Repérer les signaux d’alerte

• Le repérage des facteurs de fragilité réversibles permet d’intervenir pour prévenir le risque de perte d’autonomie dans un avenir plus ou moins proche. Quelques exemples de facteurs qui peuvent interpeller l’infirmière et justifier une intervention en matière de santé, déplacements, isolement ou logement.

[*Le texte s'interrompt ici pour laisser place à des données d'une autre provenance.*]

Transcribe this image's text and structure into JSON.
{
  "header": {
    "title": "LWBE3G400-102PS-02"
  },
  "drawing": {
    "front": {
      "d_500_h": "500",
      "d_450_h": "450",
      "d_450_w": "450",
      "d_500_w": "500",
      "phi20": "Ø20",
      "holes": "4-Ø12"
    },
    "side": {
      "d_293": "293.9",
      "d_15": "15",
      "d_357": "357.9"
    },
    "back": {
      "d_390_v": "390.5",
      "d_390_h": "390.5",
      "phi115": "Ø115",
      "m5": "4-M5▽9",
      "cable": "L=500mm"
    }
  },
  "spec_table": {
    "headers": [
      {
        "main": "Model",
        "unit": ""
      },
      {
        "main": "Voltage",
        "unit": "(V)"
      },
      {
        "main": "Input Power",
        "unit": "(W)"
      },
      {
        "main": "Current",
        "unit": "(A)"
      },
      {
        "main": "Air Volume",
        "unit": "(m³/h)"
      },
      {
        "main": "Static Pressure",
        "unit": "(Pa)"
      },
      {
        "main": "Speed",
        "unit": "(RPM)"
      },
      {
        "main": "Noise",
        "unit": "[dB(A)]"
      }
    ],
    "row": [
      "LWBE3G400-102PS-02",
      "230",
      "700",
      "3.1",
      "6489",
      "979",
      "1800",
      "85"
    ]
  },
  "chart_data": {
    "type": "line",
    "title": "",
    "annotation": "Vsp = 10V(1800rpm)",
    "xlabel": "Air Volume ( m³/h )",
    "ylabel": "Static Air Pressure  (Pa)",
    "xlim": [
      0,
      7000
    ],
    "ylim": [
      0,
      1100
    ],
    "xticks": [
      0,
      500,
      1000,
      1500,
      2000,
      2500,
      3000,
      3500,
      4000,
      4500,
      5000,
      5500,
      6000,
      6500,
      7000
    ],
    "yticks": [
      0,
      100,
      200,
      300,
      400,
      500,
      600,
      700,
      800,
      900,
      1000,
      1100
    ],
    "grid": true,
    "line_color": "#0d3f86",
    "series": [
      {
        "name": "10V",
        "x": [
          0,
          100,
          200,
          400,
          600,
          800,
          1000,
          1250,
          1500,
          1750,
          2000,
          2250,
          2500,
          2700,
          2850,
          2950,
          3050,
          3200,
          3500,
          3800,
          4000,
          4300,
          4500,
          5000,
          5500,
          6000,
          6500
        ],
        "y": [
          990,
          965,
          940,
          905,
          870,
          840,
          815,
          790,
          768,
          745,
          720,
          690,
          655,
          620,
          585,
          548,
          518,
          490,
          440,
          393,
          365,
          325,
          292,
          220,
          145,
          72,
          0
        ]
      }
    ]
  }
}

Huit facteurs contribuant fortement à la fragilité des personnes âgées ont été mis en évidence dans un travail de recherche du Credoc*.

→ Éprouver des difficultés particulières dans le logement (porte lourde, escalier…)

→ Éprouver des difficultés pour se déplacer (pas autonome dans les transports quotidiens…).

→ Se sentir souvent seul (e) (vit seul (e), ne rec¸oit pas et ne rend pas de visite…)

→ Estimer que son état de santé s’est dégradé au cours des douze derniers mois.

→ Utiliser une canne pour marcher.

→ Avoir peur de faire un malaise à la maison ou à l’extérieur.

→ Éprouver des difficultés dans au moins un des gestes de la vie quotidienne: toilette, s’habiller, préparer les repas, faire le ménage, les courses, les tâches administratives, entretenir le linge…

* “La fragilité des personnes âgées : perceptions et mesures”, Centre de recherche pour l’étude et l’observation des conditions de vie (Credoc), décembre 2008 (lire via bit.ly/1nyyHHI).